De* vitamine wordt dikwijls als antioxidant aan levensmiddelen toegevoeg. Het E-nummer, dat men op de ingrediƫntenlijst op de verpakking van een product aan kan treffen, van vitamine C is E300. De naam ascorbinezuur is afgeleid van A (dat niet betekent) en scorbus, een woord dat in de loop der tijd verbasterd werd tot scheurbuik. Vitamine C, is dus een zuur dat scheurbuik voorkomt. Van vitamine A afgeleide zouten heten ascorbaten
In de achttiende eeuw werd bekend dat voornamelijk citroensap een middel was om scheurbuik te voorkomen. Allereerst dacht men dat het zuur van een citroen scheurbuik zelfs voorkwam. Geneesheren uit die tijd gaven in bepaalde gevallen azijn tegen scheurbuik wat natuurlijk niet werkte. Vanaf het einde van de negentiende eeuw was men op zoek naar de zogenoemde antischeurbuikfactor. Verschillende soorten fruit en groente werden daarom onderzocht op de mate waarin deze de aandoening voorkomen konden. Inmiddels was eveneens bekend geworden dat de stoffen welke scheurbuik konden voorkomen reducerende eigenschappen bezaten. Vanaf 1920 werd bekend dat in de bijnieren oxiderende stoffen voorkomen. In 1928 ontdekte men een stof die de naam hexoruninezuur kreeg.
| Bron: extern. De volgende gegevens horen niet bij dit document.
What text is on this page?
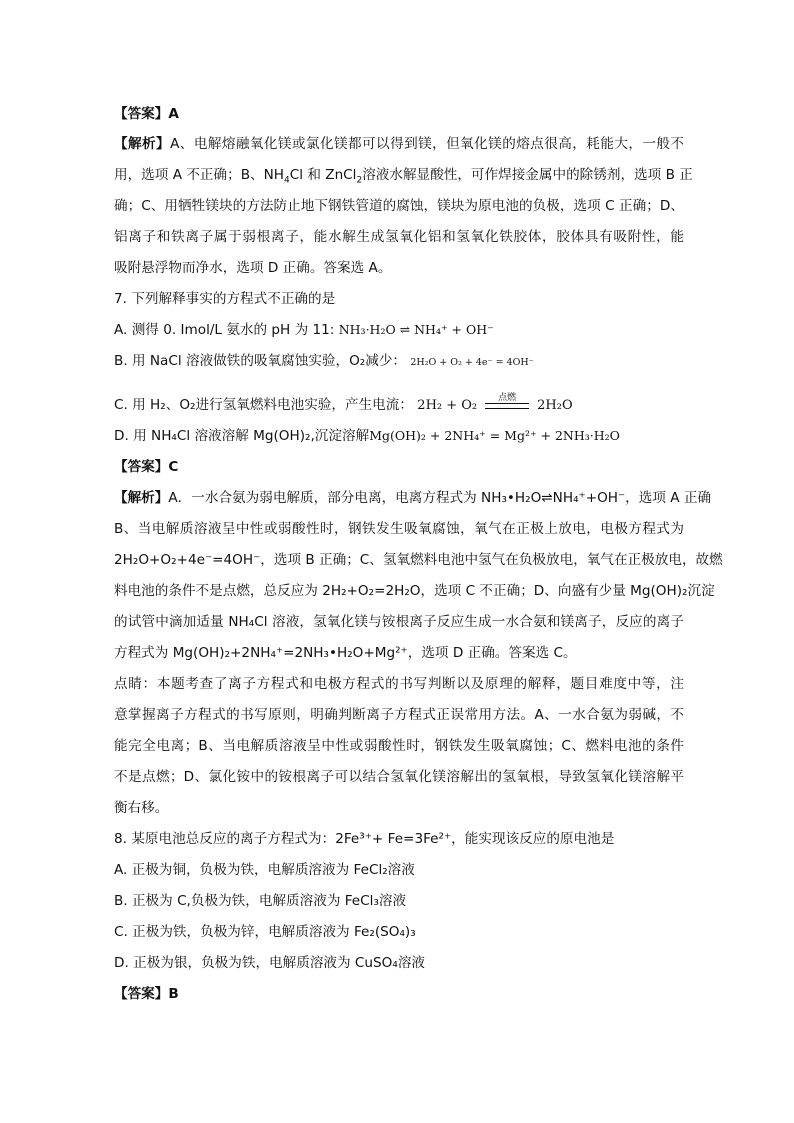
【答案】A
【解析】A、电解熔融氧化镁或氯化镁都可以得到镁，但氧化镁的熔点很高，耗能大，一般不
用，选项 A 不正确；B、$NH_4Cl$ 和 ZnCl$_2$溶液水解显酸性，可作焊接金属中的除锈剂，选项 B 正
确；C、用牺牲镁块的方法防止地下钢铁管道的腐蚀，镁块为原电池的负极，选项 C 正确；D、
铝离子和铁离子属于弱根离子，能水解生成氢氧化铝和氢氧化铁胶体，胶体具有吸附性，能
吸附悬浮物而净水，选项 D 正确。答案选 A。
7. 下列解释事实的方程式不正确的是
A. 测得 0. Imol/L 氨水的 pH 为 11: NH₃·H₂O ⇌ NH₄⁺ + OH⁻
B. 用 NaCl 溶液做铁的吸氧腐蚀实验，O₂减少： 2H₂O + O₂ + 4e⁻ = 4OH⁻
C. 用 H₂、O₂进行氢氧燃料电池实验，产生电流： 2H₂ + O₂
点燃
2H₂O
D. 用 NH₄Cl 溶液溶解 Mg(OH)₂,沉淀溶解Mg(OH)₂ + 2NH₄⁺ = Mg²⁺ + 2NH₃·H₂O
【答案】C
【解析】A．一水合氨为弱电解质，部分电离，电离方程式为 NH₃•H₂O⇌NH₄⁺+OH⁻，选项 A 正确
B、当电解质溶液呈中性或弱酸性时，钢铁发生吸氧腐蚀，氧气在正极上放电，电极方程式为
2H₂O+O₂+4e⁻=4OH⁻，选项 B 正确；C、氢氧燃料电池中氢气在负极放电，氧气在正极放电，故燃
料电池的条件不是点燃，总反应为 2H₂+O₂=2H₂O，选项 C 不正确；D、向盛有少量 Mg(OH)₂沉淀
的试管中滴加适量 NH₄Cl 溶液，氢氧化镁与铵根离子反应生成一水合氨和镁离子，反应的离子
方程式为 Mg(OH)₂+2NH₄⁺=2NH₃•H₂O+Mg²⁺，选项 D 正确。答案选 C。
点睛：本题考查了离子方程式和电极方程式的书写判断以及原理的解释，题目难度中等，注
意掌握离子方程式的书写原则，明确判断离子方程式正误常用方法。A、一水合氨为弱碱，不
能完全电离；B、当电解质溶液呈中性或弱酸性时，钢铁发生吸氧腐蚀；C、燃料电池的条件
不是点燃；D、氯化铵中的铵根离子可以结合氢氧化镁溶解出的氢氧根，导致氢氧化镁溶解平
衡右移。
8. 某原电池总反应的离子方程式为：2Fe³⁺+ Fe=3Fe²⁺，能实现该反应的原电池是
A. 正极为铜，负极为铁，电解质溶液为 FeCl₂溶液
B. 正极为 C,负极为铁，电解质溶液为 FeCl₃溶液
C. 正极为铁，负极为锌，电解质溶液为 Fe₂(SO₄)₃
D. 正极为银，负极为铁，电解质溶液为 CuSO₄溶液
【答案】B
Deze stof bleek hetzelfde te zijn als de reducerende stof in citroensap en was reeds langer bekend als vitamine C. Men kende toen echter de chemische structuur van de stof nog niet. In 1932 kreeg men aanwijzingen dat de stof het hexoruninezuur, weleens vitamine C kon zijn. In 1933 werd dit bevestigd
De Amerikaanse arts Frederick R. Klenner heeft halverwege de twintigste eeuw gepropageerd vitamine C als medicijn te gaan gebruiken bij een groot aantal ziekten door middel van een sterk verhoogde dosis. Tientallen grammen vitamine C op een dag door middel van injecties toedienen was dan ook geen uitzondering. Er is echter nooit vast komen te staan dat daardoor de kans op bijvoorbeeld virale infecties zou kunnen dalen.